For help Ruston turned to Mike Conners his local Praxair representative, who contacted Dave Middlebrook from Miller Electric. Middlebrook explained that a traditional multi-process power source is "hard wired" to give acceptable performance in all processes; however, designed to provide all processes, it doesn't excel in any one. The existing machines just weren't able to perform repetitive tacking well.

Middlebrook suggested they try the Miller Dimension NT 450 multi-process power source, which had recently been introduced. The Dimension NT 450 features a new hybrid technology that combines the performance of an inverter with the reliability of Miller's transformer-based Dimension family.

While an SCR based power source is limited by the frequency of the input power, the Dimension NT 450's fast switching technology provides a much higher operating frequency, allowing faster response, more positive arc starts and superior arc performance in all processes. Advanced control circuitry optimizes the arc for each welding process. Designed for heavy industrial applications where the lightweight portability of an inverter is not required, the Dimension NT 450 provides 450A at 38VDC, 100-percent duty cycle. The faster response time and superior performance solved the problems.

"Dave gave us a Dimension NT 450 demo model to try," says Ruston. "We liked it so much, we didn't give it back. Then we bought another one. It's a night and day difference."

Using the same wire feeders as before, Miller 60 and 70 series running .035-in sold wire, the tacking problems and the complaints went away overnight.

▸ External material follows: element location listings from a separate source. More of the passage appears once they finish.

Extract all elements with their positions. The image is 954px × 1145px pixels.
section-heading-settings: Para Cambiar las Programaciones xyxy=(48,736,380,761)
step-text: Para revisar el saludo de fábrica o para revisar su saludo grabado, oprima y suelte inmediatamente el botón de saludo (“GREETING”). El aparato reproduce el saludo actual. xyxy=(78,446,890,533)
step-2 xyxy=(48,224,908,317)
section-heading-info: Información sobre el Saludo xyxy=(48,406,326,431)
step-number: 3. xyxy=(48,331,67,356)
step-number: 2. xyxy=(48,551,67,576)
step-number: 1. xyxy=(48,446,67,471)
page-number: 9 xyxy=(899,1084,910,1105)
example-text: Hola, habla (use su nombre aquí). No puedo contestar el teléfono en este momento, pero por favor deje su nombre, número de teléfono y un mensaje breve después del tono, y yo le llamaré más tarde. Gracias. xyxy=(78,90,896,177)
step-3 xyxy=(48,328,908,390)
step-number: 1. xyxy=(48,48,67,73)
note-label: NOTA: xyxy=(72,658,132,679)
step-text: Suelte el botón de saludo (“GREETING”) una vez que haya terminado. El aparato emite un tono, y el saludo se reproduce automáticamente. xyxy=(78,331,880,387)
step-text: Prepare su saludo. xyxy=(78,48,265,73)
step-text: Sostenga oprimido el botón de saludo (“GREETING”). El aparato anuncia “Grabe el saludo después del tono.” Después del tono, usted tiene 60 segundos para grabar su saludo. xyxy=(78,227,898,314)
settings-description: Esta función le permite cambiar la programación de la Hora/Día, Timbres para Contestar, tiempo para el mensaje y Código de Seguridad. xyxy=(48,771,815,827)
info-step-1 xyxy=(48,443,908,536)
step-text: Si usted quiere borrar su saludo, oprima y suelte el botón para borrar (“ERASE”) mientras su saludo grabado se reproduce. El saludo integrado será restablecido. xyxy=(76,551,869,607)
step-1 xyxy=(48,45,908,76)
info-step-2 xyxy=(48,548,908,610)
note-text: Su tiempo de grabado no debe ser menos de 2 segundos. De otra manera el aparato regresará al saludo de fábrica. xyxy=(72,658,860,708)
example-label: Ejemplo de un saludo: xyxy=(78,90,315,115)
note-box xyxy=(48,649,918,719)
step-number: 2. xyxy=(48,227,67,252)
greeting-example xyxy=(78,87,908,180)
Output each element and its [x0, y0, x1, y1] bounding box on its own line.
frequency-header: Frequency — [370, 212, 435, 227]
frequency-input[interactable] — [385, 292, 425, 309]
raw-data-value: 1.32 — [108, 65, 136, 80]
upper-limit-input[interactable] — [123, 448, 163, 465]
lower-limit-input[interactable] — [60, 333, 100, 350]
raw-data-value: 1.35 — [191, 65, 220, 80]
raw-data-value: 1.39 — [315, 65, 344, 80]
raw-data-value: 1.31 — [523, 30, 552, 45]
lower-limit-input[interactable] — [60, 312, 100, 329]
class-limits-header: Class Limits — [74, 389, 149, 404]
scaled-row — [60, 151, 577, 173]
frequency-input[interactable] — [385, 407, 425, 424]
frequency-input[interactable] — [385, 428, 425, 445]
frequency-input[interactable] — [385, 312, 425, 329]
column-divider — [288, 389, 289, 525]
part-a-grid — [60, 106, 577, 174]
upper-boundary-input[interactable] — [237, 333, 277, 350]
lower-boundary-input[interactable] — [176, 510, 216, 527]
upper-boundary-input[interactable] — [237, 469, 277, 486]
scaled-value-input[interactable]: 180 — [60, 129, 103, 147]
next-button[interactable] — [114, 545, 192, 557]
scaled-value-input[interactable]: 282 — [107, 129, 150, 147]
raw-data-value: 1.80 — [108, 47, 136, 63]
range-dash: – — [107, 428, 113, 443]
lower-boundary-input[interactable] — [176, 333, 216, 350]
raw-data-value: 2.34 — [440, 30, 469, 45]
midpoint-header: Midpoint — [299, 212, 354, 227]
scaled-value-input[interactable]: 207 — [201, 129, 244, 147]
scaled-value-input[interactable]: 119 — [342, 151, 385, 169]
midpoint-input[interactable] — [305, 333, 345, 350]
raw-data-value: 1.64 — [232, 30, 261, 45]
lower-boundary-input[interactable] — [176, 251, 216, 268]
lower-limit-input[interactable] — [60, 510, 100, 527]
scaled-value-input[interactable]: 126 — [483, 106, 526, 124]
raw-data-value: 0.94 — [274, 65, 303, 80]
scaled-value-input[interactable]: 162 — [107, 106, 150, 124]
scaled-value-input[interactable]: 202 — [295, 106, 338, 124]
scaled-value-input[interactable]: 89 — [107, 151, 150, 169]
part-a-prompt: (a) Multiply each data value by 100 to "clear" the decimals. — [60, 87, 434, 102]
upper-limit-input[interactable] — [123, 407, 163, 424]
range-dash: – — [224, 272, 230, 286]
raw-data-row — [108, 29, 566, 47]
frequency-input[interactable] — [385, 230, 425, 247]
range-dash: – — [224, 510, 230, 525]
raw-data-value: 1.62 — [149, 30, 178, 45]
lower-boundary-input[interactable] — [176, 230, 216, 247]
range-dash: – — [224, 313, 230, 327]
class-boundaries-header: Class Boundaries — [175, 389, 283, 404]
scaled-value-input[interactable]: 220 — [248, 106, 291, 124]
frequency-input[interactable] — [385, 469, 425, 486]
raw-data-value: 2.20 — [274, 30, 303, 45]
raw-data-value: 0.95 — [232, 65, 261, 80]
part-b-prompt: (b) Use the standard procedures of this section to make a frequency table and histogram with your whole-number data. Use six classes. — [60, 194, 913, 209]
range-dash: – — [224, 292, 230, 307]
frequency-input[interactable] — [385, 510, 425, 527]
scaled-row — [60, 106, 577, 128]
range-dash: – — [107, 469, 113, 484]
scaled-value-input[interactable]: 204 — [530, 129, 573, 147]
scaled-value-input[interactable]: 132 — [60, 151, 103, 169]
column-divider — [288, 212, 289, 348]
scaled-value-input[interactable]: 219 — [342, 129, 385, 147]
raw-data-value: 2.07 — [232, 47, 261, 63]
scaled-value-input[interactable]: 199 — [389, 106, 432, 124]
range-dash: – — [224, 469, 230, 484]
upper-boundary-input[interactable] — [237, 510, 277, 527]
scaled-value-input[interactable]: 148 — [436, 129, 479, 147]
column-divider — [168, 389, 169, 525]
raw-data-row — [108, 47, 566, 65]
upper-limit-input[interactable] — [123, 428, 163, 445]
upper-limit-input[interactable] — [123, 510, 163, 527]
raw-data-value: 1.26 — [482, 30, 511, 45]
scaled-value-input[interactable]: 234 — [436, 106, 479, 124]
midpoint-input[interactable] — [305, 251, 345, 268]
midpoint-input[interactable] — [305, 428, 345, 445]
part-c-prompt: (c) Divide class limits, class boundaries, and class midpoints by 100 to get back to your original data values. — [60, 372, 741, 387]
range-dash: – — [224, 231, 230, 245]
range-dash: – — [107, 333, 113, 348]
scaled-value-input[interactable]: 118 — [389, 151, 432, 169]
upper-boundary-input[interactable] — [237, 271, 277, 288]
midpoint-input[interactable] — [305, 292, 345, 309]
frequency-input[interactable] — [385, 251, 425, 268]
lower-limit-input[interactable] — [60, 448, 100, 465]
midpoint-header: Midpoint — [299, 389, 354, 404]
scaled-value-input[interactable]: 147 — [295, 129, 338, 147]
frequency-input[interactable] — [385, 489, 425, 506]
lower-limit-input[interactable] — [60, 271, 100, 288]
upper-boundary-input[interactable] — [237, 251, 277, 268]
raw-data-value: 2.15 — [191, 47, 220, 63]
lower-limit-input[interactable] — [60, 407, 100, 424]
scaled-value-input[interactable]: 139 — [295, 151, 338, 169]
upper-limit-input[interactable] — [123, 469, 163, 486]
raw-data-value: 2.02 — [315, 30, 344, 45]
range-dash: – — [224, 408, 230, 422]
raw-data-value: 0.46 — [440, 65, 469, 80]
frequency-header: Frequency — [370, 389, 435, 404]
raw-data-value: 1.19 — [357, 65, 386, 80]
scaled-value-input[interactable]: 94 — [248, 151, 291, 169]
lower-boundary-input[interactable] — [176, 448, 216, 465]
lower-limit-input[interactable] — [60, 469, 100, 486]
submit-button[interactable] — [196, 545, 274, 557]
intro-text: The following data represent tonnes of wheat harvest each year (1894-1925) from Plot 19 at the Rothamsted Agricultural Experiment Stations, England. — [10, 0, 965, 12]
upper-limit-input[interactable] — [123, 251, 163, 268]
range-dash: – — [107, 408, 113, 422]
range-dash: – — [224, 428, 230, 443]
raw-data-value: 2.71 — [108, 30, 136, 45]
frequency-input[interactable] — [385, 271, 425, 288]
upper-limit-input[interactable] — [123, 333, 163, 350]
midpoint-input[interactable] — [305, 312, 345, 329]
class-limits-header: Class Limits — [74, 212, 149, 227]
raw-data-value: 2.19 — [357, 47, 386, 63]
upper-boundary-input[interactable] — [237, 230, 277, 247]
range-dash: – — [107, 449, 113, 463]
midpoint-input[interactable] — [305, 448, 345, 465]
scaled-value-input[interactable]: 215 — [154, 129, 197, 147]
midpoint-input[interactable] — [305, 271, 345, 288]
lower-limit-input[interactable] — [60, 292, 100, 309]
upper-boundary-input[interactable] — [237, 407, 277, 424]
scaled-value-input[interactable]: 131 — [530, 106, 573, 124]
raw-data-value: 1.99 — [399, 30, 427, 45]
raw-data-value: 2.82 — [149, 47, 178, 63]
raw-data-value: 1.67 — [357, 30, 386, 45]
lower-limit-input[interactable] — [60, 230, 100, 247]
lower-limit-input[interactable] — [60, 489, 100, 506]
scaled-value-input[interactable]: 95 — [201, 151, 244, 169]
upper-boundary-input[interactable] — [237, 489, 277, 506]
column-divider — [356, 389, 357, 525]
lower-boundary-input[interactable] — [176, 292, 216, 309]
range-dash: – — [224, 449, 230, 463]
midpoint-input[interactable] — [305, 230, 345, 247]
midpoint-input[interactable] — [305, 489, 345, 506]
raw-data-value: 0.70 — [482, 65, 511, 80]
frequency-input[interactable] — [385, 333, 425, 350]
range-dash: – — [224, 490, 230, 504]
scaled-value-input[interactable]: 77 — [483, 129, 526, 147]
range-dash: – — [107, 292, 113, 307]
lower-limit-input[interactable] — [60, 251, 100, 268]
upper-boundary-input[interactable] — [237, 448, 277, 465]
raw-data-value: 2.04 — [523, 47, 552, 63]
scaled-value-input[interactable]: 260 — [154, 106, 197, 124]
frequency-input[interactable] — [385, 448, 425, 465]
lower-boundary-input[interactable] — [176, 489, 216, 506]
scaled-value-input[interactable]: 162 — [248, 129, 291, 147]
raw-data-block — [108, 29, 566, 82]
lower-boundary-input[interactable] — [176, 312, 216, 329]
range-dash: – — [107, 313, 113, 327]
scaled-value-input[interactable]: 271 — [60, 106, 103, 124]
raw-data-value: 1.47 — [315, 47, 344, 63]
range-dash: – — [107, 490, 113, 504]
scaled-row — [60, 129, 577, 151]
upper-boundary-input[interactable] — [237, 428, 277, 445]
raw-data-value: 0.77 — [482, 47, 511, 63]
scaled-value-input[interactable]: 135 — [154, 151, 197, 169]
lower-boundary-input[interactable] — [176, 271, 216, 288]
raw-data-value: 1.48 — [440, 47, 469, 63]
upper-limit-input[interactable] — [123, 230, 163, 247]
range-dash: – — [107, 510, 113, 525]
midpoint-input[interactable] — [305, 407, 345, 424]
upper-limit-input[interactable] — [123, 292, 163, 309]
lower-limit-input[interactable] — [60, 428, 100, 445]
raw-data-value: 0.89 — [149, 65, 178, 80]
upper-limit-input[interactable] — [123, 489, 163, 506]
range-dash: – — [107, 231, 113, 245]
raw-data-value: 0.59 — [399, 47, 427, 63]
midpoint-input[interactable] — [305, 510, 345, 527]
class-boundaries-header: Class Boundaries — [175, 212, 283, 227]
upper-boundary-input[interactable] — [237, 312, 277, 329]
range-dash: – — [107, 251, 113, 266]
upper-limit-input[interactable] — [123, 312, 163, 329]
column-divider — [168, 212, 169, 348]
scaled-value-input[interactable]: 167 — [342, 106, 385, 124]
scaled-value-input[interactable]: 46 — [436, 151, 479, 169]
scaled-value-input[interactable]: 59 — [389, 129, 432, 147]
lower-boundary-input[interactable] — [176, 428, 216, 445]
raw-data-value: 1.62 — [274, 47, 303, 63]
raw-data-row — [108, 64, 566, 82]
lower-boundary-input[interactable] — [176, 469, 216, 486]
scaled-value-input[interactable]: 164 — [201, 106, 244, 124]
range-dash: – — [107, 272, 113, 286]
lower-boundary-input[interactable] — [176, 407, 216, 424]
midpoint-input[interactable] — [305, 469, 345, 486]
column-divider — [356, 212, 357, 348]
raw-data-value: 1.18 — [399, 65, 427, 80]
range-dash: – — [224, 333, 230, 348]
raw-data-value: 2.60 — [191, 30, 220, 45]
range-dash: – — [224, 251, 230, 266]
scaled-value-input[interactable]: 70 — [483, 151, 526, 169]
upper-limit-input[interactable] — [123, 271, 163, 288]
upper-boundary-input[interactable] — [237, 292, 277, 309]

"The Dimension NT 450 is an excellent machine," Bungay says. "The starts are excellent. It's made our job a lot easier, probably taking a day out of the process. The greatest thing is far fewer interruptions. I can whip down a whole side and only have to clean the tip once. This is a big-time improvement."

Al Bungay can now weld the membranes into place in a fraction of the time it used to take without sacrificing quality.

Brown agrees with his assessment, saying, "These welders are unbelievable in the time they save and in the quality of the welds. They run really well at the low settings, like those we use on the stack where we're welding 20-gauge material. We were so frustrated before that we wanted to take a hammer to the MIG guns. That's over."

The Dimension NT 450 brought another, unexpected benefit: improved Stick performance. Even though Stick performance was fine on the previous units, the Dimension NT 450s, with their enhanced Stick starting capabilities, gives the operators more positive starts.

"We used to have to hit the welding rod," Bungay says. "Now it just starts going right away."

Even without savings that could amount to $20,000 a year and tips that last three times as long, Ruston is satisfied with his purchase.

"Just from a reduced operator frustration level, the Dimension NT 450 was a good investment," Ruston says.